Situación: festival de baile de nuestra hija pequeña después de todo un curso acudiendo, los martes, a una academia de flamenco. Lugar: un teatro con capacidad para varios cientos de personas, con el aforo ocupado hasta la mitad de la sala. Programa: una primera parte compuesta por una horrible sucesión de números de lo que se conoce como baile moderno, hip-hop o no sé de qué otra manera, en los que un puñado de inocentes aprendices (la horquilla iba desde los seis a los catorce años) se contoneaban en una suma de espasmos que prometían futuros desplazamientos de vértebras, con especial incidencia en las cervicales (de la C1 a la C7). De remate, una de ellas realizó el ordinario (por burdo) ejercicio del twerking o perreo, osease un meneo arrebatado de nalgas con la cintura doblada y las posaderas en posición de culo de pato. Nada más lejos del equilibrio, la elegancia y el saber estar propio de las danzas del mundo. Segunda parte: una sucesión de bailes flamencos, con disco y con cante, guitarra y cajón en directo, que nos ofrecieron la pericia y la impericia de bailaoras aficionadas que iban desde los cinco o los seis años, hasta pasados los sesenta. Para entonces los familiares de las estrellas del baile moderno, hip-hop o no sé de qué otra manera llamarlo, estaban entregados a consultar sus teléfonos móviles. Ya no había hija, nieta o sobrina a la que filmar durante su actuación. Ya no había interés alguno en atender a las demás protagonistas del festival.

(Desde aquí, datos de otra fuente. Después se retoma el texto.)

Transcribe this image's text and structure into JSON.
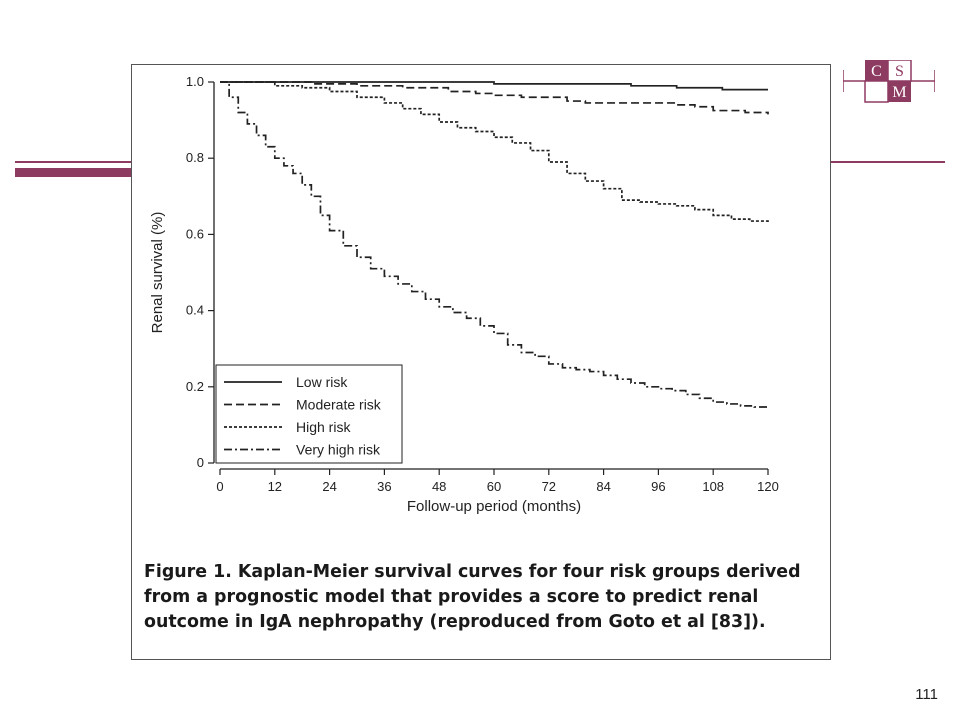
{
  "slide": {
    "page_number": "111",
    "accent_color": "#8e3b62",
    "logo": {
      "letters": [
        "C",
        "S",
        "M"
      ],
      "color": "#8e3b62"
    }
  },
  "figure": {
    "caption": "Figure 1. Kaplan-Meier survival curves for four risk groups derived from a prognostic model that provides a score to predict renal outcome in IgA nephropathy (reproduced from Goto et al [83])."
  },
  "chart_data": {
    "type": "line",
    "step": true,
    "xlabel": "Follow-up period  (months)",
    "ylabel": "Renal survival (%)",
    "xlim": [
      0,
      120
    ],
    "ylim": [
      0,
      1.0
    ],
    "xticks": [
      0,
      12,
      24,
      36,
      48,
      60,
      72,
      84,
      96,
      108,
      120
    ],
    "yticks": [
      0,
      0.2,
      0.4,
      0.6,
      0.8,
      1.0
    ],
    "ytick_labels": [
      "0",
      "0.2",
      "0.4",
      "0.6",
      "0.8",
      "1.0"
    ],
    "grid": false,
    "legend_position": "bottom-left",
    "series": [
      {
        "name": "Low risk",
        "dash": "solid",
        "x": [
          0,
          30,
          60,
          90,
          100,
          110,
          120
        ],
        "y": [
          1.0,
          1.0,
          0.995,
          0.99,
          0.985,
          0.98,
          0.98
        ]
      },
      {
        "name": "Moderate risk",
        "dash": "dashed",
        "x": [
          0,
          10,
          20,
          30,
          40,
          50,
          56,
          60,
          66,
          72,
          76,
          80,
          90,
          100,
          104,
          108,
          115,
          120
        ],
        "y": [
          1.0,
          1.0,
          0.995,
          0.99,
          0.985,
          0.975,
          0.97,
          0.965,
          0.96,
          0.96,
          0.95,
          0.945,
          0.945,
          0.94,
          0.935,
          0.925,
          0.92,
          0.915
        ]
      },
      {
        "name": "High risk",
        "dash": "dotted",
        "x": [
          0,
          12,
          18,
          24,
          30,
          36,
          40,
          44,
          48,
          52,
          56,
          60,
          64,
          68,
          72,
          76,
          80,
          84,
          88,
          92,
          96,
          100,
          104,
          108,
          112,
          116,
          120
        ],
        "y": [
          1.0,
          0.99,
          0.985,
          0.975,
          0.96,
          0.945,
          0.93,
          0.915,
          0.895,
          0.88,
          0.87,
          0.855,
          0.84,
          0.82,
          0.79,
          0.76,
          0.74,
          0.72,
          0.69,
          0.685,
          0.68,
          0.675,
          0.665,
          0.65,
          0.64,
          0.635,
          0.63
        ]
      },
      {
        "name": "Very high risk",
        "dash": "dashdot",
        "x": [
          0,
          2,
          4,
          6,
          8,
          10,
          12,
          14,
          16,
          18,
          20,
          22,
          24,
          27,
          30,
          33,
          36,
          39,
          42,
          45,
          48,
          51,
          54,
          57,
          60,
          63,
          66,
          69,
          72,
          75,
          78,
          81,
          84,
          87,
          90,
          93,
          96,
          99,
          102,
          105,
          108,
          111,
          114,
          117,
          120
        ],
        "y": [
          1.0,
          0.96,
          0.92,
          0.89,
          0.86,
          0.83,
          0.8,
          0.78,
          0.76,
          0.73,
          0.7,
          0.65,
          0.61,
          0.57,
          0.54,
          0.51,
          0.49,
          0.47,
          0.45,
          0.43,
          0.41,
          0.395,
          0.38,
          0.36,
          0.34,
          0.31,
          0.29,
          0.28,
          0.26,
          0.25,
          0.245,
          0.24,
          0.23,
          0.22,
          0.21,
          0.2,
          0.195,
          0.19,
          0.18,
          0.17,
          0.16,
          0.155,
          0.15,
          0.147,
          0.145
        ]
      }
    ]
  }
}
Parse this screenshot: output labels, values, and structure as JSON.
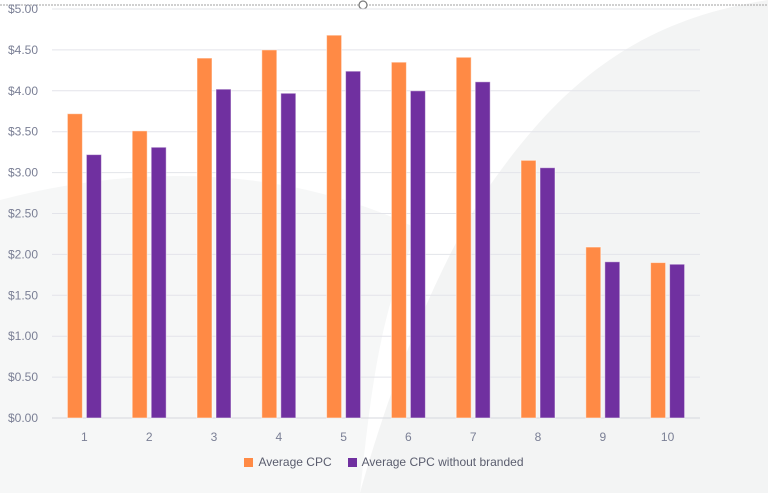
{
  "chart_data": {
    "type": "bar",
    "title": "",
    "xlabel": "",
    "ylabel": "",
    "categories": [
      "1",
      "2",
      "3",
      "4",
      "5",
      "6",
      "7",
      "8",
      "9",
      "10"
    ],
    "series": [
      {
        "name": "Average CPC",
        "color": "#ff8a45",
        "values": [
          3.72,
          3.51,
          4.4,
          4.5,
          4.68,
          4.35,
          4.41,
          3.15,
          2.09,
          1.9
        ]
      },
      {
        "name": "Average CPC without branded",
        "color": "#7030a0",
        "values": [
          3.22,
          3.31,
          4.02,
          3.97,
          4.24,
          4.0,
          4.11,
          3.06,
          1.91,
          1.88
        ]
      }
    ],
    "ylim": [
      0,
      5
    ],
    "yticks": [
      "$0.00",
      "$0.50",
      "$1.00",
      "$1.50",
      "$2.00",
      "$2.50",
      "$3.00",
      "$3.50",
      "$4.00",
      "$4.50",
      "$5.00"
    ],
    "grid": true,
    "legend_position": "bottom"
  }
}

Por supuesto, antes del comienzo del espectáculo una voz grabada había anunciado por megafonía que estaba prohibido sacar cualquier tipo de imagen (fotográfica o de vídeo) durante cada uno de los cuadros del festival. Por supuesto, estamos en España y aquí las voces en off nos las pasamos por el arco del triunfo. «Pues yo le doy al botón REC quieran o no quieran, ¡y que me denuncien! Y si se ponen gallitos, pues además enciendo la linterna». «Pues yo no levanto el dedo del percutor de las fotografías, sonido de cámara réflex en cada instantánea». Pena que no hubiese un agente secreto de la SGAE debajo de una gabardina para retratar -soy metafórico- a tanto maleducado.
Me pregunto por qué el ansia de fotografiarlo todo, de grabarlo todo; me pregunto por qué uno se echa encima esas cadenas que impiden, además, disfrutar del espectáculo de la niña; me pregunto cómo es posible demostrar en público que estás encima de ruegos y prohibiciones; me pregunto la razón por la que, una vez culminada la experiencia familiar, uno es capaz de encender el Instagram y darle al dedo -¡zas, zas!...- hasta el final del espectáculo.
Hubo un momento en el que, llevado por la ira, asomé la cabeza entre las butacas de la fila que tenía delante de mí. Con voz gruesa y todo lo hiriente que pude, solicité a una abuela, a una madre y al sursum corda familiar que bajaran el brillo de sus putas pantallas. La petición hizo su efecto: no se atrevieron a volver a consultar el teléfono hasta que cayó el telón. Mucho me malicio que todos ellos tenían que ver con la niña del twerking o perreo. La mala educación tiene la cualidad del rápido contagio.